2. Get the most of your money for your business

Just like data from a CDD survey can help a business evaluate declining sales, it can also help a business evaluate which supplier to choose. Say, that I can buy a product from 50 different suppliers and they all recently shot up their prices due to inflation. Also, I have the option to choose from a physical or an online store. With the help of information from a CDD survey, I can evaluate which is the most competitive price and make the best decision for my business. 

3. Spot outliers and evaluate causes 

A CDD survey can help identify outliers and help understand why they are appearing. For instance, business X sells a product for £5.99 but most other businesses sell it for £17.99. So, you as a business can evaluate why this is the case. Perhaps, there’s an opportunity to cut costs and emerge as a first mover advantage. 
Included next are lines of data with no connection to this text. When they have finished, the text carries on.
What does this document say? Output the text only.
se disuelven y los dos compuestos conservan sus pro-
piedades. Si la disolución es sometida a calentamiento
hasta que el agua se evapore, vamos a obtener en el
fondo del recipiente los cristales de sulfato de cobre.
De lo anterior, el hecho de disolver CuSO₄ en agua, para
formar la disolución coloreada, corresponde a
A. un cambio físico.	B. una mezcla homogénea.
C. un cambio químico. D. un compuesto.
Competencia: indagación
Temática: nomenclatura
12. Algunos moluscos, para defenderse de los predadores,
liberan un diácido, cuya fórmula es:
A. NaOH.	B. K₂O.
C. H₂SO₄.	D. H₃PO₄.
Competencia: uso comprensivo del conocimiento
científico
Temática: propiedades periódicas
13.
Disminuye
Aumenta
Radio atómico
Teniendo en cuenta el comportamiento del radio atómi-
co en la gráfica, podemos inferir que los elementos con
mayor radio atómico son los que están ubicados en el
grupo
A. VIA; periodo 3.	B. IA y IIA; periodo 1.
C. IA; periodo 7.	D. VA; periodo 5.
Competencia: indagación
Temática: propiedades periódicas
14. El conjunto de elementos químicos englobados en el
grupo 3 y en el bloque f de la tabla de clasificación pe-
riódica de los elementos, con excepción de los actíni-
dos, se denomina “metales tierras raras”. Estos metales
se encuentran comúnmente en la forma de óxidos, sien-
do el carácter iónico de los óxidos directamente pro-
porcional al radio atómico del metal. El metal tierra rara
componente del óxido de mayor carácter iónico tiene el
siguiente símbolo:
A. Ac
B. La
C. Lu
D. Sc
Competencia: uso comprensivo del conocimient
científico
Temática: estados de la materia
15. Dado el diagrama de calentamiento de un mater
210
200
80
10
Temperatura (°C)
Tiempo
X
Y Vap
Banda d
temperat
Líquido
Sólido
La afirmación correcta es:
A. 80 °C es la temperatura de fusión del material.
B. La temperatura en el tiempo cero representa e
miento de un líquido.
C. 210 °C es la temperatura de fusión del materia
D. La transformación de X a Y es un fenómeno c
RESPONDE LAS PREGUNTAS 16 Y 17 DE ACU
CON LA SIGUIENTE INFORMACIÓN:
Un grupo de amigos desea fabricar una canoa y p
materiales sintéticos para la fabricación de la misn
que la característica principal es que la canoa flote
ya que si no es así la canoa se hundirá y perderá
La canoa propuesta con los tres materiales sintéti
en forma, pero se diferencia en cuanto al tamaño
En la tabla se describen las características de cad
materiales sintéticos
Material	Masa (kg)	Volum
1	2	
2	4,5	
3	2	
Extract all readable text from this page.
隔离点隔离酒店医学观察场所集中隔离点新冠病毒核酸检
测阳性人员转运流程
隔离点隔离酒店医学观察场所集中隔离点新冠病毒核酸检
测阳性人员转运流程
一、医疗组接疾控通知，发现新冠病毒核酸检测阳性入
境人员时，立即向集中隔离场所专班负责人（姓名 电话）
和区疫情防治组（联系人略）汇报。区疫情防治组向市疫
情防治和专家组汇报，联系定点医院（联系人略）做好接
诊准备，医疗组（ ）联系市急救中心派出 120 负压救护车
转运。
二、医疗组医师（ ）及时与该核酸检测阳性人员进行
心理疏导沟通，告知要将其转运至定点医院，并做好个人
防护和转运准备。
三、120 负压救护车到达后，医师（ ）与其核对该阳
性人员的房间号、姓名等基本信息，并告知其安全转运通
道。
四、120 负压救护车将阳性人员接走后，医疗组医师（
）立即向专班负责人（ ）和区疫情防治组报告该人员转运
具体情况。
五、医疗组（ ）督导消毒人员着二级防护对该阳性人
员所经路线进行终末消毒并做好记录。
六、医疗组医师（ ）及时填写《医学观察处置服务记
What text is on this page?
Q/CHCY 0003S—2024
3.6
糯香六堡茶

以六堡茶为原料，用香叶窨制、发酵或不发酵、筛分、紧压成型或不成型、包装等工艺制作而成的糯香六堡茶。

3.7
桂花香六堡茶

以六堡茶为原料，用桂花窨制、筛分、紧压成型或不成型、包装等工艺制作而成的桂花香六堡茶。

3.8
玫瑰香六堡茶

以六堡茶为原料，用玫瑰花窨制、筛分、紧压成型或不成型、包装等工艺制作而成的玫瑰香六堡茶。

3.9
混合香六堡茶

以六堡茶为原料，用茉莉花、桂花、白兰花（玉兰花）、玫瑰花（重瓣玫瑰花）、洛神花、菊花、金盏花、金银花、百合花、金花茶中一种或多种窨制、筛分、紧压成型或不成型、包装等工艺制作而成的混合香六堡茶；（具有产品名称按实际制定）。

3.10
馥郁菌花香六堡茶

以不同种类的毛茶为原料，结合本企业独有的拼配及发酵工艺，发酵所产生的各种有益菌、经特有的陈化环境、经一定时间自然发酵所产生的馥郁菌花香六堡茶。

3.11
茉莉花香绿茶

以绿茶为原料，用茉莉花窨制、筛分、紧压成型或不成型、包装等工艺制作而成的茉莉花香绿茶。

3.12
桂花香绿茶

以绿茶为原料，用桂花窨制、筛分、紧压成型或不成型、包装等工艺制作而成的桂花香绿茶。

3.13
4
GrapeData aggregates insights which could be either in-depth opinions about certain trends or qualitative data about certain products or services outside of your organisation. Our research and analysis capabilities ensure that our clients are thoroughly aware of the opportunities available to them in a particular sector. GrapeData is managed by partners who have first hand experience in data gathering and analysis. Our core team is diverse and international, ensuring we leverage our expertise to provide innovation to some of the largest enterprises in the world.